Every business should have cyber insurance, which insures against the financial consequences of a cyberattack. These policies can cover a large swath of items, ranging from the recovery of electronic data to forensic analysis of the attack to indemnity and defense in the (likely) event that litigation is commenced after a cyberattack. As with all insurance policies, the scope of the policy along with its limits will vary on a case-by-case basis.
Virtually all businesses rely on computer networks to conduct business, which leaves them exposed to the risk of a cyberattack. Reasonably prudent business practices thus dictate the absolute necessity of obtaining a cyber insurance policy. Indeed, the failure to obtain such insurance could easily expose a business’ directors and officers to claims of breach of fiduciary duty. As a result, businesses—along with their risk managers—must evaluate both the scope and policy limits of such insurance.
Much like maintaining a cyber insurance policy, companies at risk of cyberattack should also retain a cybersecurity firm. Cybersecurity specialists play an integral role in minimizing legal exposure in the event of an attack by monitoring, detecting, and establishing security protocols for a company’s information infrastructure. These firms can help identify areas of exposure and implement mitigation to help avoid the prospect of a cyberattack.
As a matter of best practices, every company should engage some form of cybersecurity protection, which provides an added layer of defense in the unfortunate event of litigation arising out of a cyberattack.

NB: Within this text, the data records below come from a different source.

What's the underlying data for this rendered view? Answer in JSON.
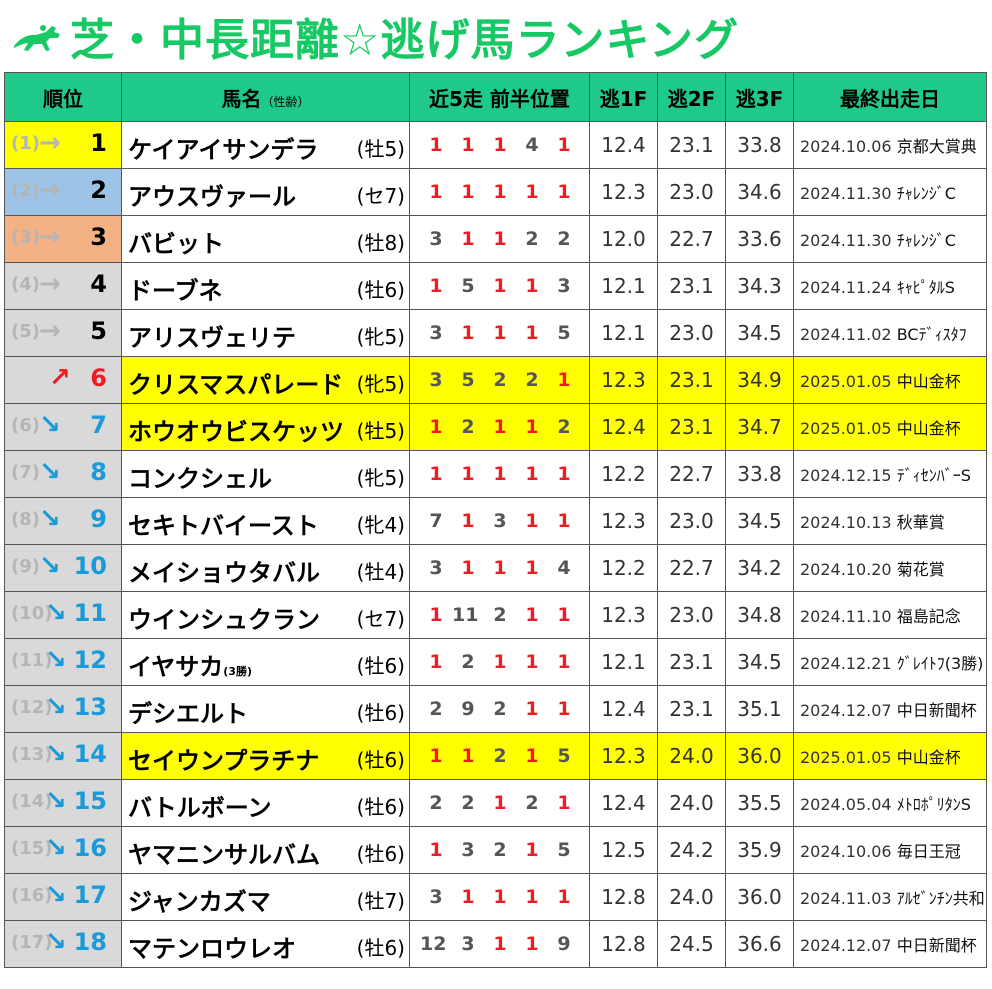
{
  "title": "芝・中長距離☆逃げ馬ランキング",
  "colors": {
    "title": "#17c964",
    "header_bg": "#1ec98a",
    "highlight": "#ffff00",
    "red": "#ee1c24",
    "blue": "#1a9ad9",
    "gold": "#ffff00",
    "silver": "#9dc3e6",
    "bronze": "#f4b183",
    "gray": "#d9d9d9"
  },
  "headers": {
    "rank": "順位",
    "name": "馬名",
    "name_sub": "（性齢）",
    "recent": "近5走 前半位置",
    "f1": "逃1F",
    "f2": "逃2F",
    "f3": "逃3F",
    "last": "最終出走日"
  },
  "rows": [
    {
      "prev": "(1)",
      "arrow": "→",
      "rank": "1",
      "name": "ケイアイサンデラ",
      "sub": "",
      "sex": "(牡5)",
      "recent": [
        "1",
        "1",
        "1",
        "4",
        "1"
      ],
      "f1": "12.4",
      "f2": "23.1",
      "f3": "33.8",
      "date": "2024.10.06",
      "race": "京都大賞典",
      "rank_bg": "gold",
      "hl": false
    },
    {
      "prev": "(2)",
      "arrow": "→",
      "rank": "2",
      "name": "アウスヴァール",
      "sub": "",
      "sex": "(セ7)",
      "recent": [
        "1",
        "1",
        "1",
        "1",
        "1"
      ],
      "f1": "12.3",
      "f2": "23.0",
      "f3": "34.6",
      "date": "2024.11.30",
      "race": "ﾁｬﾚﾝｼﾞC",
      "rank_bg": "silver",
      "hl": false
    },
    {
      "prev": "(3)",
      "arrow": "→",
      "rank": "3",
      "name": "バビット",
      "sub": "",
      "sex": "(牡8)",
      "recent": [
        "3",
        "1",
        "1",
        "2",
        "2"
      ],
      "f1": "12.0",
      "f2": "22.7",
      "f3": "33.6",
      "date": "2024.11.30",
      "race": "ﾁｬﾚﾝｼﾞC",
      "rank_bg": "bronze",
      "hl": false
    },
    {
      "prev": "(4)",
      "arrow": "→",
      "rank": "4",
      "name": "ドーブネ",
      "sub": "",
      "sex": "(牡6)",
      "recent": [
        "1",
        "5",
        "1",
        "1",
        "3"
      ],
      "f1": "12.1",
      "f2": "23.1",
      "f3": "34.3",
      "date": "2024.11.24",
      "race": "ｷｬﾋﾟﾀﾙS",
      "rank_bg": "gray",
      "hl": false
    },
    {
      "prev": "(5)",
      "arrow": "→",
      "rank": "5",
      "name": "アリスヴェリテ",
      "sub": "",
      "sex": "(牝5)",
      "recent": [
        "3",
        "1",
        "1",
        "1",
        "5"
      ],
      "f1": "12.1",
      "f2": "23.0",
      "f3": "34.5",
      "date": "2024.11.02",
      "race": "BCﾃﾞｨｽﾀﾌ",
      "rank_bg": "gray",
      "hl": false
    },
    {
      "prev": "",
      "arrow": "↗",
      "rank": "6",
      "name": "クリスマスパレード",
      "sub": "",
      "sex": "(牝5)",
      "recent": [
        "3",
        "5",
        "2",
        "2",
        "1"
      ],
      "f1": "12.3",
      "f2": "23.1",
      "f3": "34.9",
      "date": "2025.01.05",
      "race": "中山金杯",
      "rank_bg": "gray",
      "hl": true
    },
    {
      "prev": "(6)",
      "arrow": "↘",
      "rank": "7",
      "name": "ホウオウビスケッツ",
      "sub": "",
      "sex": "(牡5)",
      "recent": [
        "1",
        "2",
        "1",
        "1",
        "2"
      ],
      "f1": "12.4",
      "f2": "23.1",
      "f3": "34.7",
      "date": "2025.01.05",
      "race": "中山金杯",
      "rank_bg": "gray",
      "hl": true
    },
    {
      "prev": "(7)",
      "arrow": "↘",
      "rank": "8",
      "name": "コンクシェル",
      "sub": "",
      "sex": "(牝5)",
      "recent": [
        "1",
        "1",
        "1",
        "1",
        "1"
      ],
      "f1": "12.2",
      "f2": "22.7",
      "f3": "33.8",
      "date": "2024.12.15",
      "race": "ﾃﾞｨｾﾝﾊﾞｰS",
      "rank_bg": "gray",
      "hl": false
    },
    {
      "prev": "(8)",
      "arrow": "↘",
      "rank": "9",
      "name": "セキトバイースト",
      "sub": "",
      "sex": "(牝4)",
      "recent": [
        "7",
        "1",
        "3",
        "1",
        "1"
      ],
      "f1": "12.3",
      "f2": "23.0",
      "f3": "34.5",
      "date": "2024.10.13",
      "race": "秋華賞",
      "rank_bg": "gray",
      "hl": false
    },
    {
      "prev": "(9)",
      "arrow": "↘",
      "rank": "10",
      "name": "メイショウタバル",
      "sub": "",
      "sex": "(牡4)",
      "recent": [
        "3",
        "1",
        "1",
        "1",
        "4"
      ],
      "f1": "12.2",
      "f2": "22.7",
      "f3": "34.2",
      "date": "2024.10.20",
      "race": "菊花賞",
      "rank_bg": "gray",
      "hl": false
    },
    {
      "prev": "(10)",
      "arrow": "↘",
      "rank": "11",
      "name": "ウインシュクラン",
      "sub": "",
      "sex": "(セ7)",
      "recent": [
        "1",
        "11",
        "2",
        "1",
        "1"
      ],
      "f1": "12.3",
      "f2": "23.0",
      "f3": "34.8",
      "date": "2024.11.10",
      "race": "福島記念",
      "rank_bg": "gray",
      "hl": false
    },
    {
      "prev": "(11)",
      "arrow": "↘",
      "rank": "12",
      "name": "イヤサカ",
      "sub": "(3勝)",
      "sex": "(牡6)",
      "recent": [
        "1",
        "2",
        "1",
        "1",
        "1"
      ],
      "f1": "12.1",
      "f2": "23.1",
      "f3": "34.5",
      "date": "2024.12.21",
      "race": "ｸﾞﾚｲﾄﾌ(3勝)",
      "rank_bg": "gray",
      "hl": false
    },
    {
      "prev": "(12)",
      "arrow": "↘",
      "rank": "13",
      "name": "デシエルト",
      "sub": "",
      "sex": "(牡6)",
      "recent": [
        "2",
        "9",
        "2",
        "1",
        "1"
      ],
      "f1": "12.4",
      "f2": "23.1",
      "f3": "35.1",
      "date": "2024.12.07",
      "race": "中日新聞杯",
      "rank_bg": "gray",
      "hl": false
    },
    {
      "prev": "(13)",
      "arrow": "↘",
      "rank": "14",
      "name": "セイウンプラチナ",
      "sub": "",
      "sex": "(牡6)",
      "recent": [
        "1",
        "1",
        "2",
        "1",
        "5"
      ],
      "f1": "12.3",
      "f2": "24.0",
      "f3": "36.0",
      "date": "2025.01.05",
      "race": "中山金杯",
      "rank_bg": "gray",
      "hl": true
    },
    {
      "prev": "(14)",
      "arrow": "↘",
      "rank": "15",
      "name": "バトルボーン",
      "sub": "",
      "sex": "(牡6)",
      "recent": [
        "2",
        "2",
        "1",
        "2",
        "1"
      ],
      "f1": "12.4",
      "f2": "24.0",
      "f3": "35.5",
      "date": "2024.05.04",
      "race": "ﾒﾄﾛﾎﾟﾘﾀﾝS",
      "rank_bg": "gray",
      "hl": false
    },
    {
      "prev": "(15)",
      "arrow": "↘",
      "rank": "16",
      "name": "ヤマニンサルバム",
      "sub": "",
      "sex": "(牡6)",
      "recent": [
        "1",
        "3",
        "2",
        "1",
        "5"
      ],
      "f1": "12.5",
      "f2": "24.2",
      "f3": "35.9",
      "date": "2024.10.06",
      "race": "毎日王冠",
      "rank_bg": "gray",
      "hl": false
    },
    {
      "prev": "(16)",
      "arrow": "↘",
      "rank": "17",
      "name": "ジャンカズマ",
      "sub": "",
      "sex": "(牡7)",
      "recent": [
        "3",
        "1",
        "1",
        "1",
        "1"
      ],
      "f1": "12.8",
      "f2": "24.0",
      "f3": "36.0",
      "date": "2024.11.03",
      "race": "ｱﾙｾﾞﾝﾁﾝ共和",
      "rank_bg": "gray",
      "hl": false
    },
    {
      "prev": "(17)",
      "arrow": "↘",
      "rank": "18",
      "name": "マテンロウレオ",
      "sub": "",
      "sex": "(牡6)",
      "recent": [
        "12",
        "3",
        "1",
        "1",
        "9"
      ],
      "f1": "12.8",
      "f2": "24.5",
      "f3": "36.6",
      "date": "2024.12.07",
      "race": "中日新聞杯",
      "rank_bg": "gray",
      "hl": false
    }
  ]
}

The affected business can point to its retention of a cybersecurity firm as evidence of its acting in a reasonable and prudent manner or as evidence that its actions were not a cause of loss.

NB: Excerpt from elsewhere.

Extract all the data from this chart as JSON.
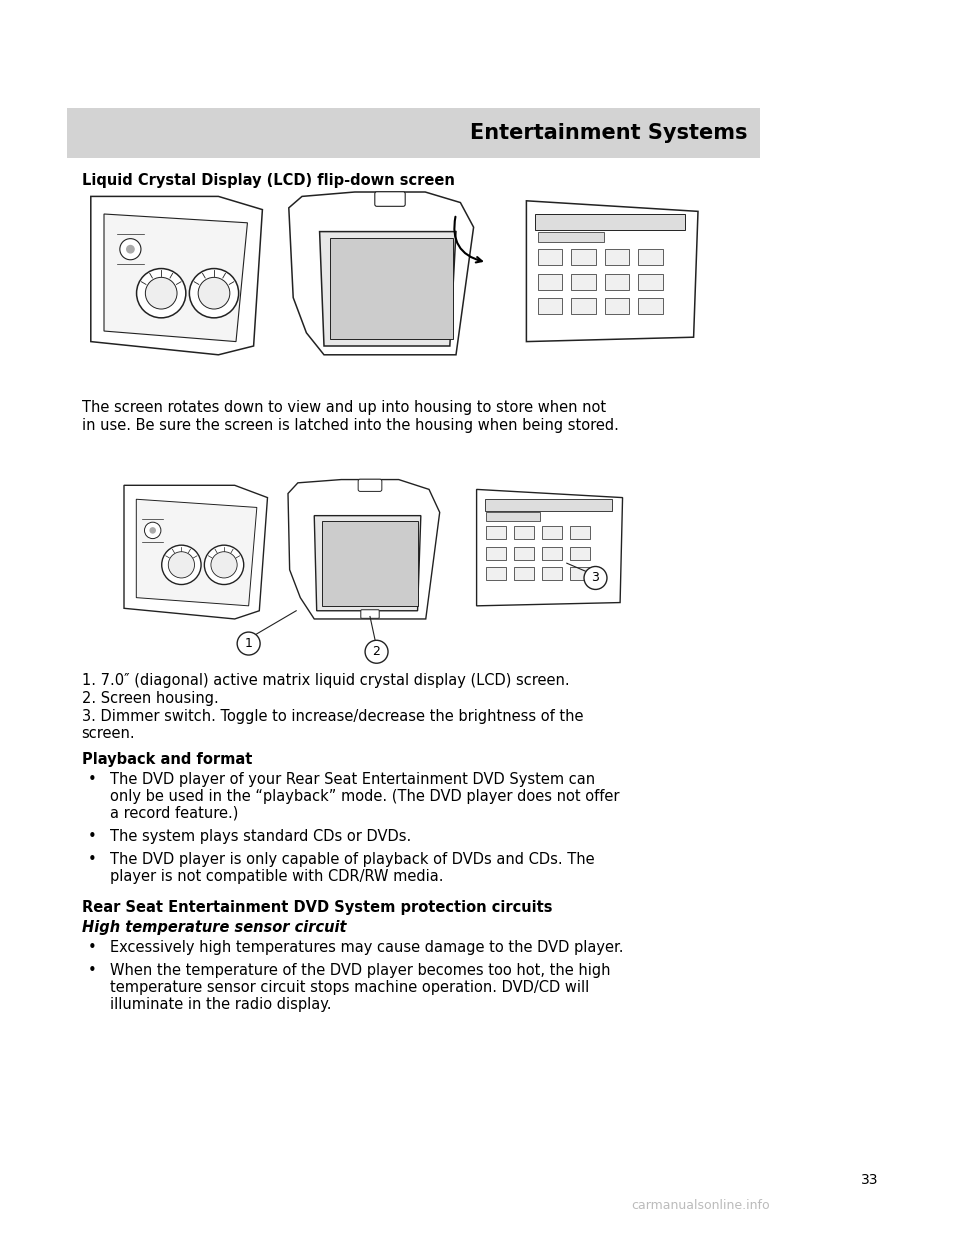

Finally, should a cyberattack occur, it is imperative that the affected business onboard a suite of professionals as soon as possible to help mitigate the consequences. Cybersecurity firms should be engaged to conduct a forensic analysis of the cause of the attack, recover any lost data, and bring the company’s networks back online. Alongside the cybersecurity firm, the company’s insurance carrier(s) and/or broker(s) should be brought into the fold as well. This enables a prompt determination of the scope of loss and facilitates an expeditious resolution of the company’s claim. Legal counsel should be also brought on board—they can help manage the investigation into the cause of the attack, begin a preparation of the company’s defense, pursue claims against those who may have some responsibility for causing the attack, and otherwise mitigate resulting litigation risks.